There has been major growth in the infrastructure development over the last decade; however the major issue is the non-payment of the government contractor companies. The underlying reason for such catastrophes is “dirty politics” emerging and hurting the growth. So the government seems ‘schizophrenic’ as it is headed by the same prime minister, who bought major reforms in 1991 being a bureaucrat. However, the economy is dragged in a ‘stochastic motion’ by rolling in and rolling out of major reforms. Even small reforms like ‘gold import tax’ to reduce fiscal deficit was rolled back due to objection by the gold association. So the destructive politics leads us to the case of trust deficit between corporate India and political class. The reforms on foreign currency reserves are clearly one example of breach. Further, in such a large economy the corporation are going for growth outside the country. Moreover the foreign direct investments are ‘crowded out’ due to the uncertainty of regulations.
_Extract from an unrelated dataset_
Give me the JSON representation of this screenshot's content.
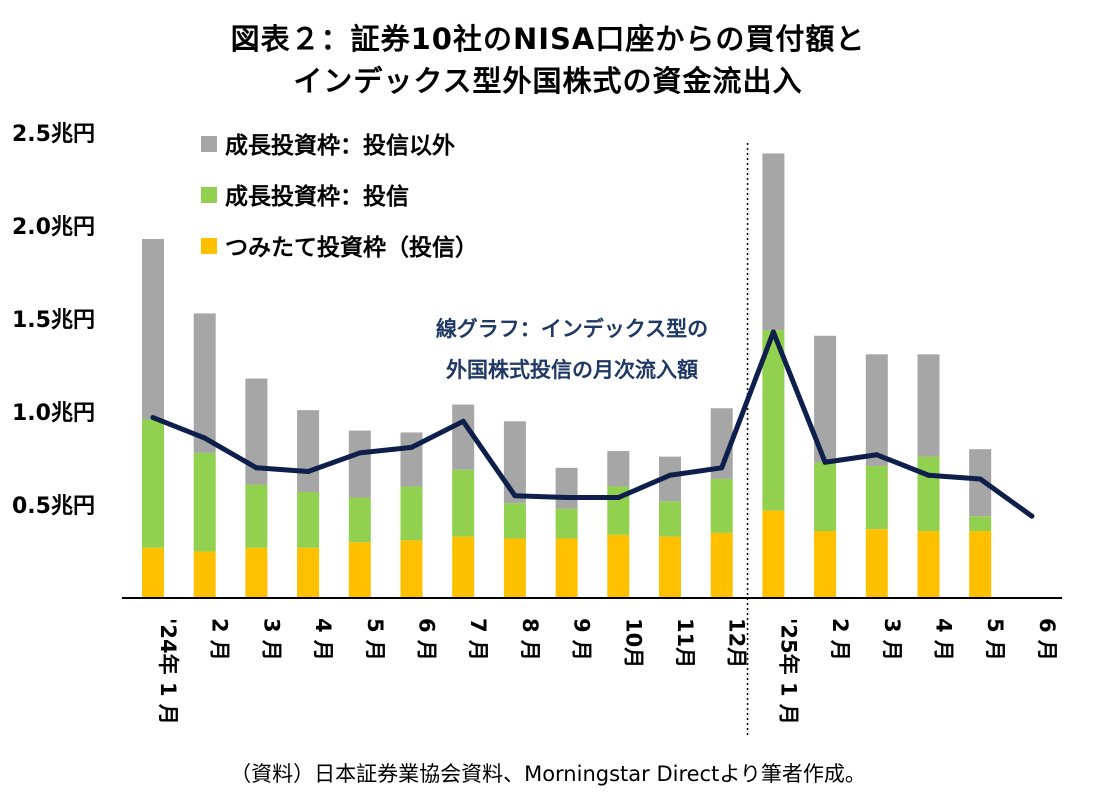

The Indian government seems to be in ‘Damage Control Mode’; additionally the opposition is in the ‘perception control mode’ and emerging conflicts within the political groups due to uncovered corruption allegations. India is on the verge of tipping point where even small reforms also surge great optimism; however, the declining investment contribution in GDP is shocking for a country which is still young in its economic life.
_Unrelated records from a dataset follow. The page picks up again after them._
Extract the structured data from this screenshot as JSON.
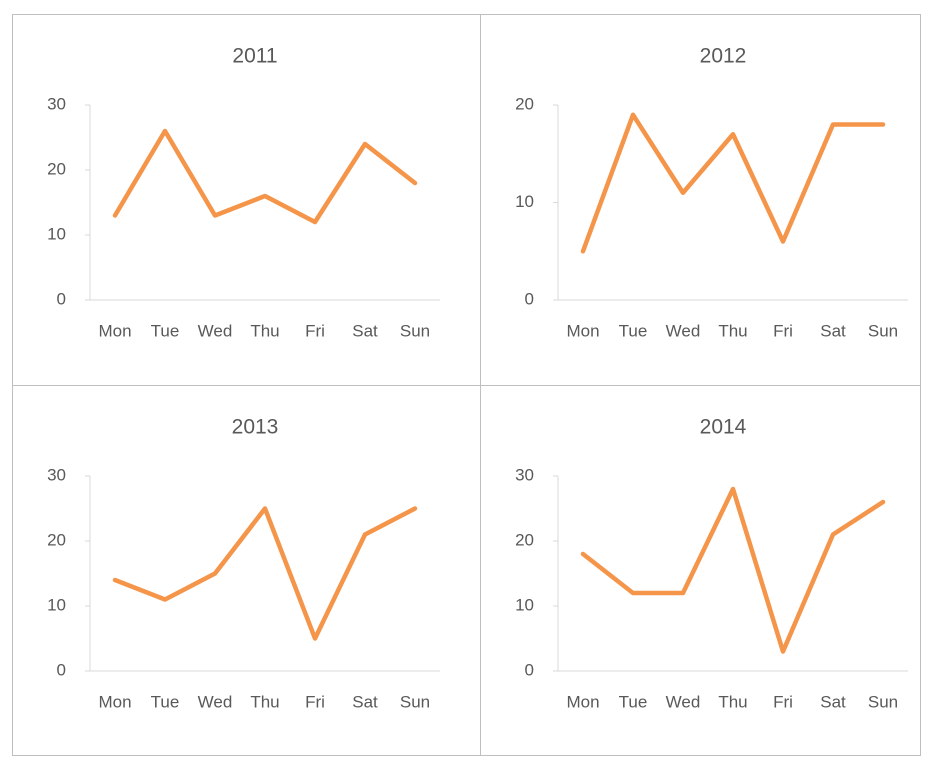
{
  "chart_data": [
    {
      "type": "line",
      "title": "2011",
      "categories": [
        "Mon",
        "Tue",
        "Wed",
        "Thu",
        "Fri",
        "Sat",
        "Sun"
      ],
      "values": [
        13,
        26,
        13,
        16,
        12,
        24,
        18
      ],
      "color": "#f4954a",
      "ylim": [
        0,
        30
      ],
      "yticks": [
        0,
        10,
        20,
        30
      ]
    },
    {
      "type": "line",
      "title": "2012",
      "categories": [
        "Mon",
        "Tue",
        "Wed",
        "Thu",
        "Fri",
        "Sat",
        "Sun"
      ],
      "values": [
        5,
        19,
        11,
        17,
        6,
        18,
        18
      ],
      "color": "#f4954a",
      "ylim": [
        0,
        20
      ],
      "yticks": [
        0,
        10,
        20
      ]
    },
    {
      "type": "line",
      "title": "2013",
      "categories": [
        "Mon",
        "Tue",
        "Wed",
        "Thu",
        "Fri",
        "Sat",
        "Sun"
      ],
      "values": [
        14,
        11,
        15,
        25,
        5,
        21,
        25
      ],
      "color": "#f4954a",
      "ylim": [
        0,
        30
      ],
      "yticks": [
        0,
        10,
        20,
        30
      ]
    },
    {
      "type": "line",
      "title": "2014",
      "categories": [
        "Mon",
        "Tue",
        "Wed",
        "Thu",
        "Fri",
        "Sat",
        "Sun"
      ],
      "values": [
        18,
        12,
        12,
        28,
        3,
        21,
        26
      ],
      "color": "#f4954a",
      "ylim": [
        0,
        30
      ],
      "yticks": [
        0,
        10,
        20,
        30
      ]
    }
  ]
}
According to the current situation in the economy, it will be very difficult to predict any hope of double digit growth; moreover five year plan also becomes pessimistic without knowing any dramatic change in leadership and reforms.
The prescription for the ‘growth pill’ requires major reforms in infrastructure, power, labour laws and deregulations; that is not a rocket science and widely known. However, the major failure of any nation is dependent on the state of political and economical institutions. Such changes to cure these corrupt instructions will require separation of sick leaders and introduction of new faces; very similar to separation of good assets and bad assets of a distressed bank. Further, the institutional reform will require major protest by the people of India.
India need to realise that it was the ‘Hindu race’ which had the growth for the longest period of time in the history and the world thought that the country will live for generations to come. So the hope lies in the major realisation and self actualisation of political class and common people. Given the young demographics of India, it’s up to the young generation to take the initiative to change the systems with the synchronisation of the common people.
 Spasmodic reforms refer to the reforms that are done in brief, irregular bursts.
 Stochastic Motion refers to randomly determined motion; having a random probability distribution or pattern that may be analysed statistically but may not be predicted.
 Crowing out in this context refers to government financing and sustaining its spending with taxes and/or with deficit spending, leaving businesses with less money and effectively “crowding them out.”